Sophie Weber hört als Vorsitzende auf – Schwandorfer Stadtmarketing-Verein braucht neue Führung

Von Jan Lange · 3. April 2025 um 17:00

In Sophie Webers Leben ändert sich einiges: Die 34-Jährige wird bald Mutter, mit ihrem Schwandorfer Friseursalon ist sie von der Rathausstraße in die Friedrich-Ebert-Straße umgezogen und zudem wird sie sich vom Stadtmarketing-Verein zurückziehen.

In dem Verein von Händlern und Gewerbetreibenden hatte Sophie Weber im Vorjahr nach dem Rücktritt des Vorsitzenden Stefan Theuerl kommissarisch die Vereinsführung übernommen. Zuvor war die Friseurmeisterin Theuerls Stellvertreterin gewesen.

Nach dem überraschenden Rückzug des Vereinschefs war auf eine Nachwahl verzichtet worden. Stattdessen wurde das Führungsteam umstrukturiert, und in der neuen Konstellation sollte bis zur nächsten Wahl weitergearbeitet werden.

Wer leitet künftig den Stadtmarketing-Verein?

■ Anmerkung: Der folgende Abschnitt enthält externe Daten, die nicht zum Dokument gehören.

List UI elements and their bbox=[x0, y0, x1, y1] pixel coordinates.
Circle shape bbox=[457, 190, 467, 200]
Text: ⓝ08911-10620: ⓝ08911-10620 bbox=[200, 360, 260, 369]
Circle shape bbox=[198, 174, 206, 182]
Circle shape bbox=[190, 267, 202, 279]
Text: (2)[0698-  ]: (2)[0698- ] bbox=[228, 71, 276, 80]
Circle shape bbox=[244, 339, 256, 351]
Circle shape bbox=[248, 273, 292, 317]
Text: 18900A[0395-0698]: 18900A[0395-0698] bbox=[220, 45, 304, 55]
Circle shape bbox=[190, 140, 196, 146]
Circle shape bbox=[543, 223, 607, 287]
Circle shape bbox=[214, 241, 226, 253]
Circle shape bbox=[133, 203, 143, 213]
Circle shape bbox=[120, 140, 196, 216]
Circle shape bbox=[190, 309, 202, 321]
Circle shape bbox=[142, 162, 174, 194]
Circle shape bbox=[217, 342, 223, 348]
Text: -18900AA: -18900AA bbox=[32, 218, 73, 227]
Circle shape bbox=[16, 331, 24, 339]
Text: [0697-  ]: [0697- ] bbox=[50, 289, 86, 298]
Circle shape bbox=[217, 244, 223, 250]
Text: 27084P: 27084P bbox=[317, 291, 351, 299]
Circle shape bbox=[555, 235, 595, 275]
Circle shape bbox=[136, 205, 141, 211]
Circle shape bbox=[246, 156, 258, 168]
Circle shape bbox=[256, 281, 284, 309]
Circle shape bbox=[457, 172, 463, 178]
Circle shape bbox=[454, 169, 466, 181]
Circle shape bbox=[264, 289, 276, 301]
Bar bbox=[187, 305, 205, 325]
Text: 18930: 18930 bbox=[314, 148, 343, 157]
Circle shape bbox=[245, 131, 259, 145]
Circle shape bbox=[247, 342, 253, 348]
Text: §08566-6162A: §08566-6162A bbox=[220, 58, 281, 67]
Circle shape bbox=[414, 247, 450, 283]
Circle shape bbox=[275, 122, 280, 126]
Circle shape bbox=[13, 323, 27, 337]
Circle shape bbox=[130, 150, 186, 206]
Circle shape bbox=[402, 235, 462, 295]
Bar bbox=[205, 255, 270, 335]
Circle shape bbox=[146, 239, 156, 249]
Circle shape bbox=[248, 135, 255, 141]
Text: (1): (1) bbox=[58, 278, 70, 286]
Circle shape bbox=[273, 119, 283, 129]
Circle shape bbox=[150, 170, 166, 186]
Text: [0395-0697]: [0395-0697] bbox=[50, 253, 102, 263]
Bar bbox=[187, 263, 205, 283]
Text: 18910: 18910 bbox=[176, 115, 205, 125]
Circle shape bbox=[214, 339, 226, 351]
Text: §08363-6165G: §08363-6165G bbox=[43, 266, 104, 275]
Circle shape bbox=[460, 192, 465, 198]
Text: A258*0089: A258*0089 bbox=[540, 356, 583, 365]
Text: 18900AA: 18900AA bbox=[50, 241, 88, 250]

Heuer stehen nun regulär Wahlen im Stadtmarketing-Verein an. Nach MZ-Informationen ist die entsprechende Versammlung in der nächsten Woche anberaumt worden. Schon vor einigen Wochen habe es den Versuch gegeben, eine Mitgliederversammlung durchzuführen. Der damalige Termin musste aber wieder abgesagt worden. Klar ist, dass Sophie Weber nicht mehr für ein Vorstandsamt zur Verfügung stehen wird. „Mit Familie und Geschäft lässt sich der Verein nicht professionell leiten“, begründet sie ihren Rückzug. Sie wohne nun auch in Amberg – was die Arbeit in dem Schwandorfer Verein nicht leichter machen würde. Deshalb will sie einen Schnitt unter ihre Vereinstätigkeit machen. Die 34-Jährige ist sicher, dass sich ein anderes Mitglied für den Vorsitz finden wird und es mit dem Stadtmarketing-Verein weitergeht. Einige Namen machen zwar bereits die Runde – doch ein klares Bekenntnis, für den Vorsitz kandidieren zu wollen, ist unserer Zeitung bisher nicht bekannt.

Sollte der Fall eintreten, dass kein Mitglied fürs Amt des Vorsitzenden zur Verfügung steht, will Sophie Weber den Verein nicht weiter kommissarisch leiten. Sie werde „definitiv zurücktreten“, kündigt die werdende Mutter an. Es hätten sich zu wenige Mitglieder des Stadtmarketing-Vereins aktiv eingebracht, blickt sie kritisch auf die zurückliegenden Monate zurück.

Teilweise Unzufriedenheit unter den Mitgliedern

Auch unter den Mitgliedern gibt es teils Unzufriedenheit. In der Vergangenheit sei der Stadtmarketing-Verein bei Festen und verkaufsoffenen Sonntagen regelmäßig mit einem eigenen Stand und Aktionen präsent gewesen. Es habe eine Gruppe von Aktiven gegeben, die diese Aktionen durchgeführt hätten, heißt es aus Kreisen der Mitglieder.

Nach dem Wechsel an der Spitze habe sich dies geändert. Engagierte Mitglieder hätten sich zurückgezogen. Es habe kein Miteinander mehr gegeben.

Sophie Weber hat mit dem Verein mehr oder weniger schon abgeschlossen. Ihr Fokus in den vergangenen Wochen lag vor allem auf dem Umzug ihres Friseursalons. Sie sei zwar mit dem bisherigen Standort zufrieden gewesen, aber aus technischen Gründen sei der Wechsel in die Friedrich-Ebert-Straße 21 notwendig gewesen.

Nach einer Modernisierung können die dortigen Räumlichkeiten seit Montag zum Haarewaschen, Schneiden und Färben genutzt werden. Sie wolle ein Zeichen setzen und habe sich zwischen mehreren Barber-Shops angesiedelt. An den Öffnungszeiten hat sich mit dem Umzug nichts geändert.